2. Calon Suami

100K 5.5K 162
                                    

"Thanks, Win, udah nganterin aku pulang. Gila ... hari ini bener-bener melelahkan. Pastinya kita bakal dapet bonus gede dari Theo, nih." Aku menoleh ke arah Wina yang mukanya sudah kelihatan sangat butuh tidur.

"Mas Theo emang luar biasa, bisa dapetin tender iklan. Oh iya, besok aku jemput lagi? Aduh kamu tuh beli hp baru ngapa!? Susah tau hubungin kamu. Pelit amat sih, gajinya gede juga," keluh Wina dengan wajah bete.

"Ish, bukan masalah pelit, males belinya."

"Jejes ... Jejes! Sini duitnya, aku beliin." Wina menengadahkan tangan kirinya.

"Lah itu lebih males, Win. Ngeluarin duit."

"Ih dasar aneh!" maki Wina yang kubalas dengan tawa. "Ya udah sih, mau dijemput, nggak?"

"Nggak usah deh. Besok ikut mobil papi aja. Nah, kalau pulangnya nebeng lagi, ya?" Aku tertawa pelan. "Duluan ya. Dadah ..." Aku bergegas keluar dari mobil Wina dan berjalan menuju teras rumah.

Aku melihat sebuah mobil terparkir di depan rumah. Sepertinya ada tamu. Belum sempat aku mengucap salam, aku buru-buru menjauh dari rumah dan mengejar mobil Wina yang sudah menghilang. Aku mendengus kesal. Tadinya pengin cepat pulang lalu tidur. Setelah sampai rumah, malah pengin kabur. Ada Ilyas sedang ngobrol dengan mami di ruang tamu. Dengan langkah lunglai aku masuk ke rumah.

"Assalamu 'alaikum."

"Wa'alaikum salam," jawab Mami dan Ilyas bersamaan.

"Pulang malem lagi, Jessie?" tanya Mami.

Aku malah pengin pulang subuh, Mi.

"Iya, ada kerjaan," jawabku seraya mencium tangan mami.

"Dianterin ama siapa tadi?" tanya Mami lagi. Tumben mami perhatian. Biasanya enggak pernah bertanya jam kerjaku.
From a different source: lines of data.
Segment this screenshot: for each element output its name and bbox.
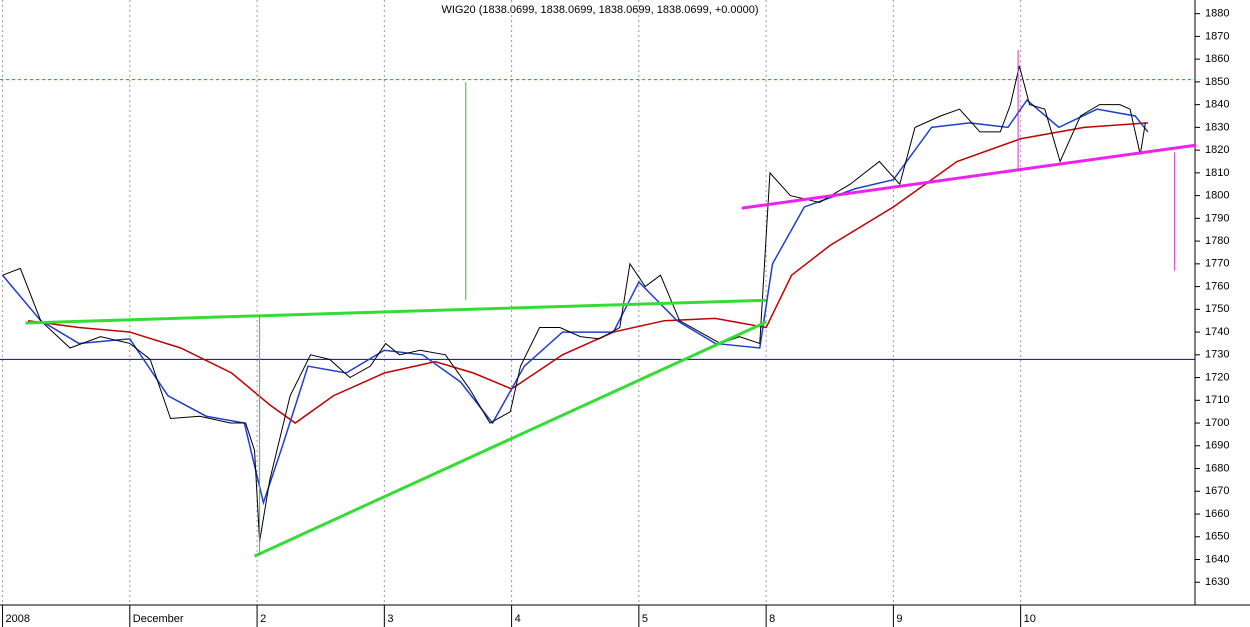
x-tick-label: 5 [642, 613, 648, 625]
y-tick-label: 1710 [1205, 394, 1229, 406]
y-tick-label: 1750 [1205, 303, 1229, 315]
x-tick-label: 10 [1024, 613, 1036, 625]
price-line [27, 122, 1148, 424]
trend-line [253, 320, 767, 558]
price-line [2, 65, 1146, 542]
y-tick-label: 1700 [1205, 417, 1229, 429]
y-tick-label: 1660 [1205, 508, 1229, 520]
y-tick-label: 1860 [1205, 53, 1229, 65]
trend-line [741, 143, 1197, 210]
x-tick-label: 2 [260, 613, 266, 625]
price-line [1, 98, 1149, 506]
y-tick-label: 1680 [1205, 462, 1229, 474]
y-tick-label: 1770 [1205, 258, 1229, 270]
y-tick-label: 1720 [1205, 371, 1229, 383]
y-tick-label: 1740 [1205, 326, 1229, 338]
y-tick-label: 1670 [1205, 485, 1229, 497]
y-tick-label: 1820 [1205, 144, 1229, 156]
chart-title: WIG20 (1838.0699, 1838.0699, 1838.0699, … [441, 4, 758, 16]
y-tick-label: 1790 [1205, 212, 1229, 224]
y-tick-label: 1780 [1205, 235, 1229, 247]
x-tick-label: 4 [515, 613, 521, 625]
x-tick-label: December [133, 613, 184, 625]
y-tick-label: 1850 [1205, 76, 1229, 88]
y-tick-label: 1630 [1205, 576, 1229, 588]
x-tick-label: 2008 [6, 613, 30, 625]
y-tick-label: 1640 [1205, 553, 1229, 565]
y-tick-label: 1880 [1205, 8, 1229, 20]
y-tick-label: 1800 [1205, 190, 1229, 202]
y-tick-label: 1830 [1205, 121, 1229, 133]
y-tick-label: 1730 [1205, 349, 1229, 361]
x-tick-label: 3 [387, 613, 393, 625]
y-tick-label: 1650 [1205, 531, 1229, 543]
x-tick-label: 9 [896, 613, 902, 625]
y-tick-label: 1840 [1205, 99, 1229, 111]
y-tick-label: 1760 [1205, 280, 1229, 292]
y-tick-label: 1870 [1205, 30, 1229, 42]
x-tick-label: 8 [769, 613, 775, 625]
y-tick-label: 1690 [1205, 440, 1229, 452]
y-tick-label: 1810 [1205, 167, 1229, 179]
trend-line [25, 298, 767, 325]
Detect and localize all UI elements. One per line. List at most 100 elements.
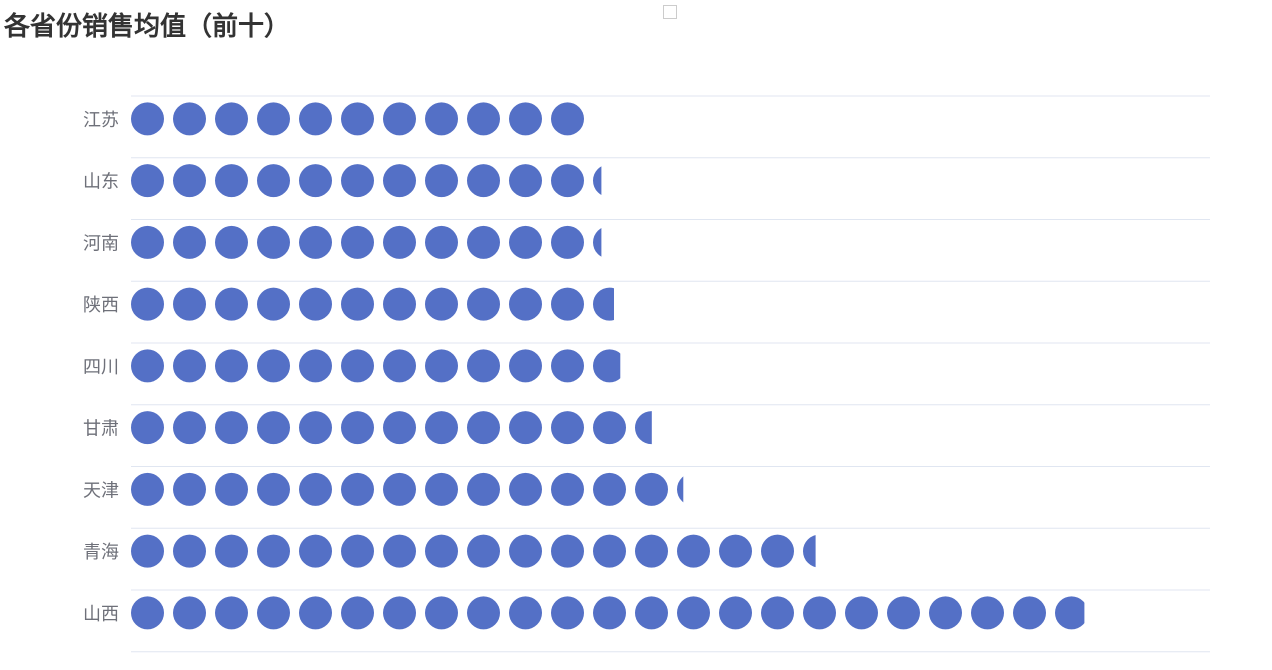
y-axis-label: 河南 [83,233,119,254]
bar-symbol [299,225,332,259]
bar-symbol [593,411,626,445]
bar-symbol [425,472,458,506]
bar-青海[interactable] [131,534,836,568]
bar-symbol [425,349,458,383]
bar-symbol [467,472,500,506]
bar-symbol [467,534,500,568]
bar-symbol [215,164,248,198]
bar-symbol [173,472,206,506]
bar-天津[interactable] [131,472,710,506]
bar-symbol [215,411,248,445]
bar-symbol [803,535,816,568]
bar-symbol [383,472,416,506]
bar-symbol [341,225,374,259]
bar-symbol [845,596,878,630]
bar-symbol [803,596,836,630]
bar-symbol [131,411,164,445]
bar-symbol [383,164,416,198]
bar-symbol [551,534,584,568]
bar-symbol [509,411,542,445]
bar-symbol [341,596,374,630]
bar-symbol [425,287,458,321]
bar-symbol [215,472,248,506]
bar-symbol [257,349,290,383]
bar-symbol [257,225,290,259]
bar-symbol [467,287,500,321]
y-axis-label: 四川 [83,357,119,378]
legend-icon[interactable] [663,5,677,19]
bar-symbol [509,534,542,568]
bar-symbol [383,102,416,136]
bar-symbol [635,411,652,445]
bar-山东[interactable] [131,164,626,198]
bar-山西[interactable] [131,596,1088,630]
bar-symbol [383,287,416,321]
bar-symbol [131,349,164,383]
bar-symbol [551,596,584,630]
bar-symbol [383,596,416,630]
bar-symbol [467,102,500,136]
bar-symbol [131,287,164,321]
bar-symbol [509,225,542,259]
bar-symbol [299,411,332,445]
bar-symbol [299,349,332,383]
bar-symbol [173,225,206,259]
bar-四川[interactable] [131,349,626,383]
bar-symbol [593,349,621,383]
bar-symbol [551,411,584,445]
bar-symbol [677,476,684,503]
bar-symbol [173,349,206,383]
bar-symbol [341,472,374,506]
y-axis-label: 山东 [83,172,119,193]
bar-symbol [509,102,542,136]
bar-symbol [215,349,248,383]
bar-symbol [425,102,458,136]
bar-河南[interactable] [131,225,626,259]
bar-symbol [971,596,1004,630]
bar-甘肃[interactable] [131,411,668,445]
bar-symbol [341,102,374,136]
bar-symbol [677,596,710,630]
bar-symbol [173,596,206,630]
bar-symbol [1055,596,1085,630]
bar-symbol [131,164,164,198]
bar-symbol [551,225,584,259]
bar-symbol [467,411,500,445]
bar-symbol [215,102,248,136]
y-axis-label: 陕西 [83,295,119,316]
bar-symbol [635,472,668,506]
bar-symbol [509,164,542,198]
bar-symbol [215,596,248,630]
bar-symbol [341,164,374,198]
bar-symbol [131,102,164,136]
bar-symbol [887,596,920,630]
bar-symbol [341,287,374,321]
bar-symbol [383,349,416,383]
bar-symbol [341,411,374,445]
bar-symbol [719,534,752,568]
bar-symbol [509,472,542,506]
bar-symbol [593,472,626,506]
bar-symbol [635,534,668,568]
page-title: 各省份销售均值（前十） [4,12,291,42]
bar-symbol [425,411,458,445]
bar-symbol [551,164,584,198]
y-axis-label: 青海 [83,542,119,563]
bar-symbol [593,596,626,630]
bar-symbol [173,102,206,136]
bar-symbol [551,472,584,506]
bar-symbol [257,596,290,630]
bar-symbol [257,534,290,568]
bar-symbol [929,596,962,630]
bar-陕西[interactable] [131,287,626,321]
bar-symbol [299,102,332,136]
bar-symbol [551,287,584,321]
bar-symbol [131,596,164,630]
bar-江苏[interactable] [131,102,584,136]
bar-symbol [425,534,458,568]
y-axis-label: 山西 [83,604,119,625]
y-axis-label: 天津 [83,480,119,501]
bar-symbol [509,287,542,321]
bar-symbol [509,349,542,383]
bar-symbol [635,596,668,630]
"Sama mas Nandi, Mi," bohongku.

Dengerin tuh, Yas! Aku pulang sama cowok. Berhentilah mendekatiku. Memangnya aku enggak tahu, kamu lagi deketin aku. Ge-er lebih baik.

"Ilyas udah nungguin kamu lho," tutur Mami.

Aku 'kan enggak tanya.

Ilyas mengenakan kemeja warna putin broken dan celana panjang berwarna cokelat. Pria keturunan Arab itu tersenyum padaku dan pastinya kuabaikan.

"Jess," sapanya.

Aku tersenyum dan mengangguk. Terpaksa saja. Sebenarnya aku malas ada dia.

"Jessica permisi dulu ya, Mi. Mau mandi," pamitku pada mami. Aku melihat ke arah Ilyas. "Entar, ya," kataku yang dibalas anggukan olehnya.

Sebenarnya Ilyas ke sini mau apa, sih? Perasaan, mami enggak punya hubungan bisnis apa pun dengan Ilyas atau keluarganya. Hmm, masa bodoh!

Lebih baik mandinya diperlama saja. Eh, tapi nanti dikiranya aku sengaja mempersiapkan diri buat dia lagi. Yaah, bagaimana ini?

*

Aku memilih kaus longgar berwarna dasar putih dengan motif bunga-bunga kecil. Bawahannya, kupilih celana sebatas betis berwarna cokelat gelap. Pakaian ini sangat nyaman kugunakan. Tak perlu berdandan untuk menemui Ilyas.

Saat aku tiba di ruang tamu, lututku lemas. Kenapa aku memilih pakaian yang mirip dengan Ilyas? Atasan sama-sama putih, bawahan berwarna cokelat. Kalau orang lain melihat, kami bisa disangka couple-an.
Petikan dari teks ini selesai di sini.